All jokes aside, Joey is definitely one of the most beloved of the Friends. He’s one half of one of the greatest sitcom friendships of all time and his love affair with food is the stuff of legend. He loved Hugsy, his bedtime penguin pal, and the Joey Special (Two pizzas!) almost as much as he hated Chandler’s clinger girlfriend, Janice. may not have been the brightest, but Ross is living proof that brains do not necessarily make you the best Friend. Matt LeBlanc will always be Joey Tribbiani, but he doesn’t seem to mind. Even when the show lost a bit of its snap in later seasons (and in his much-maligned spin-off), Joey still managed to shoot off one-liners like a pro. Let’s take a look at some of his best.
“Okay… sex. No, food. No, uh… I want both! I want girls on bread!”
Joey was pretty defined by his appetites: girls and sandwiches. Don’t make him choose!
“Well, the fridge broke, so I had to eat everything.”
“Hey, Ross, I got a science question: If the homo sapiens were, in fact, HOMO sapiens…is that why they’re extinct?” – Joey
“Joey, homo sapiens are PEOPLE.” – Ross
“Hey, I’m not judgin’!” – Joey
It was a different time, so Friends played a little fast and loose with the gay jokes. This one is pretty solid, though.
“Here come the meat sweats…”
Eating habits have consequences. “Meat sweats” is one of the grosser ones.
“It’s a moo point. It’s like a cow’s opinion; it doesn’t matter. It’s moo.”
Joey’s rock solid grasp of semantics is to be admired and emulated.
He tried so hard.
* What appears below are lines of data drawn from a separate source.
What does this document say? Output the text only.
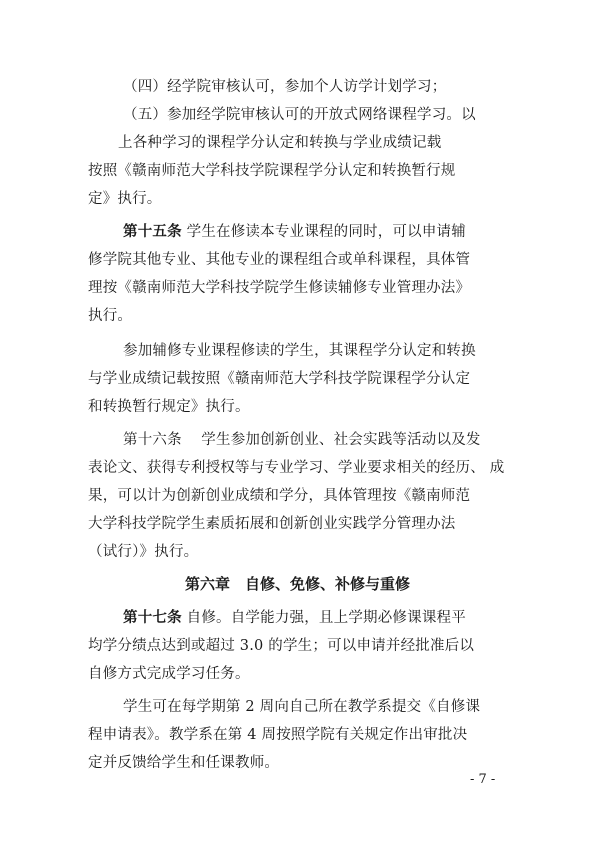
（四）经学院审核认可，参加个人访学计划学习；
（五）参加经学院审核认可的开放式网络课程学习。以
上各种学习的课程学分认定和转换与学业成绩记载
按照《赣南师范大学科技学院课程学分认定和转换暂行规
定》执行。
第十五条 学生在修读本专业课程的同时，可以申请辅
修学院其他专业、其他专业的课程组合或单科课程，具体管
理按《赣南师范大学科技学院学生修读辅修专业管理办法》
执行。
参加辅修专业课程修读的学生，其课程学分认定和转换
与学业成绩记载按照《赣南师范大学科技学院课程学分认定
和转换暂行规定》执行。
第十六条　 学生参加创新创业、社会实践等活动以及发
表论文、获得专利授权等与专业学习、学业要求相关的经历、 成
果，可以计为创新创业成绩和学分，具体管理按《赣南师范
大学科技学院学生素质拓展和创新创业实践学分管理办法
（试行）》执行。
第六章　自修、免修、补修与重修
第十七条 自修。自学能力强，且上学期必修课课程平
均学分绩点达到或超过 3.0 的学生；可以申请并经批准后以
自修方式完成学习任务。
学生可在每学期第 2 周向自己所在教学系提交《自修课
程申请表》。教学系在第 4 周按照学院有关规定作出审批决
定并反馈给学生和任课教师。
- 7 -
To quote Rachel: “It’s a good thing you’re pretty.”
“Condoms?” – Chandler
“We don’t know how long we’re gonna be stuck here. We might have to repopulate the world.” – Joey
“And condoms are the way to do that?” – Chandler
For someone who has a steady stream of sexual partners, Joey has a terrible understanding of safe sex practices.
“I swear to god, Dad. That’s not how they measure pants!”
Joey’s tailor is a bad man.
“Custard? Good. Jam? Good. Ladyfingers? Good. Meat? GOOD!”
At first, you think that Joey is just being a supportive friend. It turns out that he just the least discerning palette on the planet.
“Look at me! I’m Chandler! Could I BE wearing any more clothes?”
Never get involved in a land war in Asia, and never get in the middle of a roommate war over the couch.
“JOEY DOESN’T SHARE FOOD.”
Never get between Joey and his sandwiches. He even took an imaginary bullet for one.
“All you want is a dinkle, what you envy’s a schwang! A thing through which you can tinkle, to play with, or simply let hang!”
Joey is in a lot of terrible plays over the course of the show, but “Frued! The Musical” is easily the most memorable.
“‘Sup, the whack Playstation, ‘sup?!”
He may be the ultimate man-child, but even he cannot pull off an exaggerated teen stereotype.
“Over the line? You are so past the line that you can’t even see the line! The line is a dot to you!”
Their friendship may have briefly fractured over a girl, but Joey and Chandler couldn’t stay mad at each other for long. Who else were they going to watch Baywatch with?
“How you doing’?”
This line worked on countless women over the course of the show. Would it work on you?